De zeven brieven van Ignatius werden onlangs door Vincent Hunink opnieuw in het
Nederlands vertaald en becommentarieerd onder de titel ‘Graan van God’, verwijzend
naar het beeld dat hij in de Romeinenbrief gebruikt (Utrecht: Uitgeverij Kok, 2012).
We hebben er dankbaar gebruik gemaakt. Ze bevatten een schat aan gegevens in
verband met het leven van de Kerk in de periode onmiddellijk na de apostelen. Ze
laten ons zien hoe de gemeenschappen werden bestuurd, hoe men dacht over
onderwerpen als de eucharistie, de betekenis van Christus’ kruisoffer, de Drieeenheid, de opstanding uit de dood, het eeuwig leven in Christus en dergelijke meer.
Ignatius is ook de eerste die Christus’ kerk ‘katholiek’ noemt.
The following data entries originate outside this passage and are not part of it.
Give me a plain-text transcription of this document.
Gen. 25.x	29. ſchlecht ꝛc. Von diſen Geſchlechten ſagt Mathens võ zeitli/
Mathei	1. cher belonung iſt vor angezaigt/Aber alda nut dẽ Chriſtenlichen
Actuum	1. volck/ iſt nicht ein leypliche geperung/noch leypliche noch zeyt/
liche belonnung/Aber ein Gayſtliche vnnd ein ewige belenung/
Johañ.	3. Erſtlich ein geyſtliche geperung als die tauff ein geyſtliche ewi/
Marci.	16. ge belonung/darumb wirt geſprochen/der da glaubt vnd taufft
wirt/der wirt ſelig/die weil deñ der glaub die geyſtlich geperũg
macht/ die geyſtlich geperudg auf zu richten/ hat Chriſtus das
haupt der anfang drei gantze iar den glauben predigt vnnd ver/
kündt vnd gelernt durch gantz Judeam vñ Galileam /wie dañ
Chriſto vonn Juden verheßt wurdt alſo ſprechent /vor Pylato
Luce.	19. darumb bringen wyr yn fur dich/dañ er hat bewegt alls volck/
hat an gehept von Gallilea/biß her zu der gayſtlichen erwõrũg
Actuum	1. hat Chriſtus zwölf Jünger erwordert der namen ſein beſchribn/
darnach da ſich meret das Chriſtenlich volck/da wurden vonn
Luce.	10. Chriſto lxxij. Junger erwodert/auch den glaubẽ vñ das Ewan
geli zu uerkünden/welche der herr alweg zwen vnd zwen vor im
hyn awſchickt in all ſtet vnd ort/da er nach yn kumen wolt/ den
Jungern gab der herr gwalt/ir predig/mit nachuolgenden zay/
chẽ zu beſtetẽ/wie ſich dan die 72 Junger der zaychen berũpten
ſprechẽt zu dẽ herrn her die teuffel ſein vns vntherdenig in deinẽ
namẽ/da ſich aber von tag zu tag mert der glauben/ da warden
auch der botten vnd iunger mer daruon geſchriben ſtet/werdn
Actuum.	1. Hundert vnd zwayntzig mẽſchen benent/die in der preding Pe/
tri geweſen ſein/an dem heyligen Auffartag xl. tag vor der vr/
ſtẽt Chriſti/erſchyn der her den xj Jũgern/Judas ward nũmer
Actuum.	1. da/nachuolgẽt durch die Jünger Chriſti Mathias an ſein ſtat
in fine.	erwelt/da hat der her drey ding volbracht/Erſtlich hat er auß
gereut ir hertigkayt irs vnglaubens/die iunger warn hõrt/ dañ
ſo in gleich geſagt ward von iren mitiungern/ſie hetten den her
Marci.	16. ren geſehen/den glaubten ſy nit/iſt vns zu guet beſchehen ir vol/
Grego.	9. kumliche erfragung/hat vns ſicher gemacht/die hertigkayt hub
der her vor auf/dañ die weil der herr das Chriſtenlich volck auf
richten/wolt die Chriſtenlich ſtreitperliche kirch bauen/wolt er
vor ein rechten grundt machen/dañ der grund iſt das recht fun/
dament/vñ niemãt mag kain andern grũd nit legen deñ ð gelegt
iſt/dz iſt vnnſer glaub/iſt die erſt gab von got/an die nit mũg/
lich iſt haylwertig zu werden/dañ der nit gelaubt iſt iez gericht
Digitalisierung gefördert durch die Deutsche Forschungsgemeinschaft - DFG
Maar bovenal komt hij naar voren als een nederig en fijngevoelig, positief ingesteld
man, met een enorme spirituele kracht, die anderen steunt en troost en zijn eigen dood
sereen tegemoet treedt: een leider, met andere woorden, een échte leider, een herder
naar het inzicht van paus Franciscus, een apostel naar het hart van Christus.